Yesterday, I spent a few minutes answering a survey by the Autism Society of America and SUNY Stone Brook which will be used to assess the perception of progress in children with autism. Specifically, it "aims to identify how families view hope, change and progress for their loved on with autism." (The study is described and may be accessed via this link: http://www.autism-society.org/site/News2?page=NewsArticle&id=15701&news_iv_ctrl=1882).

The survey lists a variety of potential goals parents might have for their child with autism, including their ability to live independently, have friends, be happy, and so forth, and asks the parent to decide how important each of these goals are. Although my intent for answering these questions was to assist their research efforts, I found myself searching my heart for some tough answers. If I were unrealistic about my son's condition and the fact that it is incurable, I would have said that every goal was very important but I found myself saying it was less important that my son marry than for him to be happy for instance. I found myself addressing my frightful concerns about his future independence, his ability to make a living for himself one day. It's not that I think he will be incapable of either of those because I think he could one day but what scares me is that there are so many unknowns with autistic children. He may be able to make friends, fall in love, and live independently, for instance, but if he adopts a stigmatizing habit/tic which alienates him from others, such as employers and employees, he may not be employable no matter how awesome his mommy knows he is.

I might have forgotten the survey today had I not been reminded again of how my son is different from neurotypical (NT) children. My son had been invited to a Valentines party by a friend of my mother-in-law's (MIL). Although my son was one of the youngest kids at the party, his behavior was clearly not related to his age.

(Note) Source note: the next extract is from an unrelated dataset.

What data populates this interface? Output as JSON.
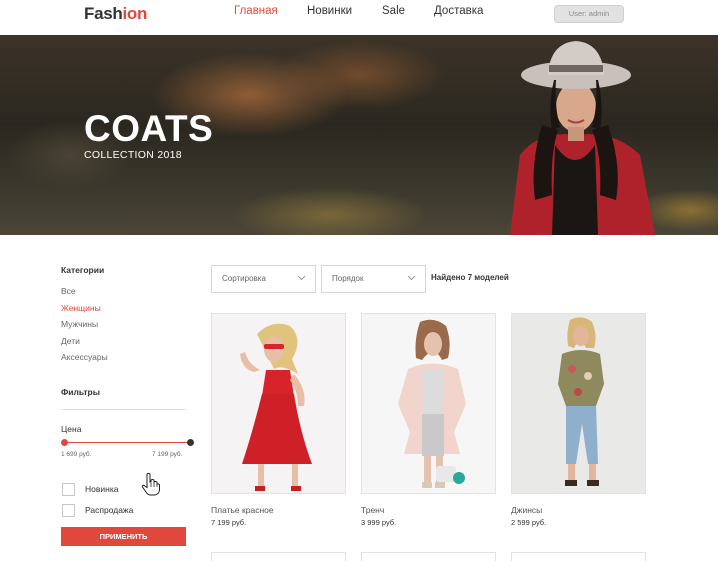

I can't say I regret having taken him to the party because I feel it is critical that he be around NT children but I did feel more than once that I was asking him to be somewhere where he was too often uncomfortable. The sound of the children laughing and talking were too much for his ears. The games intimidated him because any game that has a winner and a loser is too much for him since he is almost handicapped by his perfectionism. One minute he would walk into the quietest room he could reach then the next he would be leaping with the children for balloons intent on playing alone among the many.

I had hoped that a child would take an interest in my son and put him under his/her wing so to speak but it didn't happen. He didn't understand them and they didn't understand him. With sadness in my heart, I watched from a distance understanding them all. I had thought that my goals were realistic yesterday when I took the survey, and now I'm concerned that perhaps they weren't. Either way, we have a long road ahead of us and I'm even more determined to try to bridge the gap between my son's world to that of the majority, the neurotypicals. More importantly, I need to help my son understand what makes him truly beautiful and amazing, to help build his character and strength while simultaneously help him identify his limitations and to learn strategies which will help him navigate the NT world more seamlessly.

After the party, my son was his usual happy self because, for him, there is no place like home. I, however, came back sad, discouraged and with a heaviness in my heart. I could sit and dwell on this sadness or I can use it to fuel my determination to help my son. I vote to fill her up!